A crise que levaria ao golpe de 1964, porém, já estava em
curso. Diante da polarização entre conservadores e reformistas, San Tiago fez
um pronunciamento dramático pela televisão, em que apontava a existência de
“duas esquerdas”: a “positiva”, onde ele mesmo se inseria; e a “negativa”, a
ala esquerda do PTB, encabeçada por Brizola, que se opunha ao Plano Trienal e à
“política de conciliação”. Furtado e Dantas deixaram o governo. Militares,
políticos e empresários organizavam a deposição de Goulart, que pediu ajuda a
San Tiago para formar um governo de frente única. Em janeiro de 1964, porém, o
PSD, de Juscelino Kubitschek, e a Frente de Mobilização Popular (FMP), liderada
por Brizola, manifestaram-se contra a proposta. Em 31 de março de 1964, o
general Humberto Castello Branco assumiu o poder. San Tiago faleceu no Rio de
Janeiro em 6 de setembro daquele ano.
Sucessão
O presidente da Câmara, Rodrigo Maia (DEM-RJ), lembra San Tiago Dantas.
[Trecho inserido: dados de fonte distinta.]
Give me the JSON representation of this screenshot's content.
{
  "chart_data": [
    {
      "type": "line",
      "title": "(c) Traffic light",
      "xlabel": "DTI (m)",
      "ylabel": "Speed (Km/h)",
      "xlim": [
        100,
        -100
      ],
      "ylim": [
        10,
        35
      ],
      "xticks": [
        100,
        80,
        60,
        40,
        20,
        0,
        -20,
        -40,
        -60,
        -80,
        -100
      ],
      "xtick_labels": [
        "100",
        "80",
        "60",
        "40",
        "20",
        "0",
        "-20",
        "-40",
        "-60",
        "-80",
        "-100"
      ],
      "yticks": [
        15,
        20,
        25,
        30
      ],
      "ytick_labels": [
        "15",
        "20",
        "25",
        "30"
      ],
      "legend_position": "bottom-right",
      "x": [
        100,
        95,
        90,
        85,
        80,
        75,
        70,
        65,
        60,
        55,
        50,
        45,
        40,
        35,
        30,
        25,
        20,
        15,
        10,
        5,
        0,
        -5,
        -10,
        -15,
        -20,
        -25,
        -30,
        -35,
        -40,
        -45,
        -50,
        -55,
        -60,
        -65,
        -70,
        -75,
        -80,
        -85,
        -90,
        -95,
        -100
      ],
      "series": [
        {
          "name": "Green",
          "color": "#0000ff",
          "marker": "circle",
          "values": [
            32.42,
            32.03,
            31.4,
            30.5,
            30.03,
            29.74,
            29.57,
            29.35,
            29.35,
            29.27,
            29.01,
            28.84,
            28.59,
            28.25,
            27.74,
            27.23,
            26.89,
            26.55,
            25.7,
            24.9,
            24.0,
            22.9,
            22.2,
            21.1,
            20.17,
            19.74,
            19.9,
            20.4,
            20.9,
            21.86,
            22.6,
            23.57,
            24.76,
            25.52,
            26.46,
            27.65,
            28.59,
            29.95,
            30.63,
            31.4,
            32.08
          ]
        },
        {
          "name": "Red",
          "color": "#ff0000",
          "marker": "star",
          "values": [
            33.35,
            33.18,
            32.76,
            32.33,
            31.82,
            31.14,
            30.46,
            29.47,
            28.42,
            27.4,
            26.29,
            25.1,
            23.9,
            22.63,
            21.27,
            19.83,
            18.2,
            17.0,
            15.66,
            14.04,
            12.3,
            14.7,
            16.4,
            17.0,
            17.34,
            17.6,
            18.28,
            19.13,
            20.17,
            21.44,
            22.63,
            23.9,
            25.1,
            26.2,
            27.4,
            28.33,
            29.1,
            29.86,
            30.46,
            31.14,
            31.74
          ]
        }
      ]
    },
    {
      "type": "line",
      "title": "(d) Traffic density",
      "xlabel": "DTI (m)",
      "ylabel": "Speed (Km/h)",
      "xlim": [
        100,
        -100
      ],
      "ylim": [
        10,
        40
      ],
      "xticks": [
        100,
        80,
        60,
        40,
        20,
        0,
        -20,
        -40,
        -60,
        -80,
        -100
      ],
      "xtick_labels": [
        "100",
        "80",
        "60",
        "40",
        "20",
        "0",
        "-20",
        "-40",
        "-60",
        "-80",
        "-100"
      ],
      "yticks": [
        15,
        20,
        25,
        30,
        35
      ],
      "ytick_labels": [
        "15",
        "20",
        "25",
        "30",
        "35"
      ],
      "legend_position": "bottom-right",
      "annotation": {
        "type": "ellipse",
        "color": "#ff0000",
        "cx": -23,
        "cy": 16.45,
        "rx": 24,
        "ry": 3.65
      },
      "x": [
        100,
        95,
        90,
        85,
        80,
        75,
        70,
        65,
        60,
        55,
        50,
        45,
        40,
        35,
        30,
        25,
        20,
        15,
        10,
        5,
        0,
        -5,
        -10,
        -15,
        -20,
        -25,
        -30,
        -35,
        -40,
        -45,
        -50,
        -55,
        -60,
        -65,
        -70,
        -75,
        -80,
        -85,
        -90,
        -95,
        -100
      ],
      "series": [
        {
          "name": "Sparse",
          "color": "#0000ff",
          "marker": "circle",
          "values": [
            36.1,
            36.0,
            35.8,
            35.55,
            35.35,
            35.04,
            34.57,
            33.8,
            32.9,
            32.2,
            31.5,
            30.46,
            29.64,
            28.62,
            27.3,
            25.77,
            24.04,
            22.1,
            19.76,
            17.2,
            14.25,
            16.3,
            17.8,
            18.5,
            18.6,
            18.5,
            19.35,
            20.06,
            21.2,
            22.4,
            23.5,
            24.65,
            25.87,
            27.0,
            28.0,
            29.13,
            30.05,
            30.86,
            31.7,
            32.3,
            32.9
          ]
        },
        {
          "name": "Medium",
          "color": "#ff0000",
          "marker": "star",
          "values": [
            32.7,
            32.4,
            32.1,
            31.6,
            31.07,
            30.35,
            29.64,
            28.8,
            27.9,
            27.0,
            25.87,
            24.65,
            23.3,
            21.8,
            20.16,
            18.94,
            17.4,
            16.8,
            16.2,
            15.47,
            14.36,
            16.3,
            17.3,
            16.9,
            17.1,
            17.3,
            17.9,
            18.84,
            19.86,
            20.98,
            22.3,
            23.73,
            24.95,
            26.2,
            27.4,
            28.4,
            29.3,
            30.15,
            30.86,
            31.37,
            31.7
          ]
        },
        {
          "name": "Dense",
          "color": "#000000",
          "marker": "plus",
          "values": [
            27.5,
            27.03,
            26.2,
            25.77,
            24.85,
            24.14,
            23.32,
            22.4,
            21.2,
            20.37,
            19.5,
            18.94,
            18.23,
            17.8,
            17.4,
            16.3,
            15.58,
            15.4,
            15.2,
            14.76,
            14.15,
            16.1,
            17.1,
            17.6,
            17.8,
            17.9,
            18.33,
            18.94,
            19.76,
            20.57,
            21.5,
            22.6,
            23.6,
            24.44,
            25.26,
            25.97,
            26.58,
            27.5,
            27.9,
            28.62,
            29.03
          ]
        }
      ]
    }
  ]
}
Nunca apoiou o governo Bolsonaro, entretanto, como presidente da Câmara,
encabeça o que podemos chamar de “oposição positiva”, graças a qual o Poder
Legislativo vem sendo muito mais responsável do que o Palácio do Planalto no
enfrentamento das crises. Maia foi o grande artífice da aprovação da reforma da
Previdência, muito mais do que Paulo Guedes, o ministro da Economia. O
presidente Bolsonaro atrapalhou muito mais do que ajudou. O mesmo se pode dizer
de outras medidas aprovadas pelo Congresso, como a flexibilização da legislação
trabalhista, as medidas de combate à pandemia do coronavírus, o novo marco do
saneamento e, nesta semana, a aprovação do Fundeb.
Essa postura de Maia vem desde o governo de Michel Temer, cujo afastamento somente não foi aprovado porque o presidente da Câmara, que seria seu sucessor natural, se opôs às articulações com esse objetivo. Deve-se a Maia, em boa medida, o encalhe dos projetos mais retrógrados do governo Bolsonaro nas comissões da Câmara. Em fim de mandato, Maia enfrenta uma nova queda de braço com o Palácio do Planalto: a sua sucessão. Bolsonaro quer assumir o controle da Câmara, via Centrão, elegendo um aliado de confiança. O grande obstáculo é Rodrigo Maia, que provou, na votação do Fundeb, não ser um pato manco.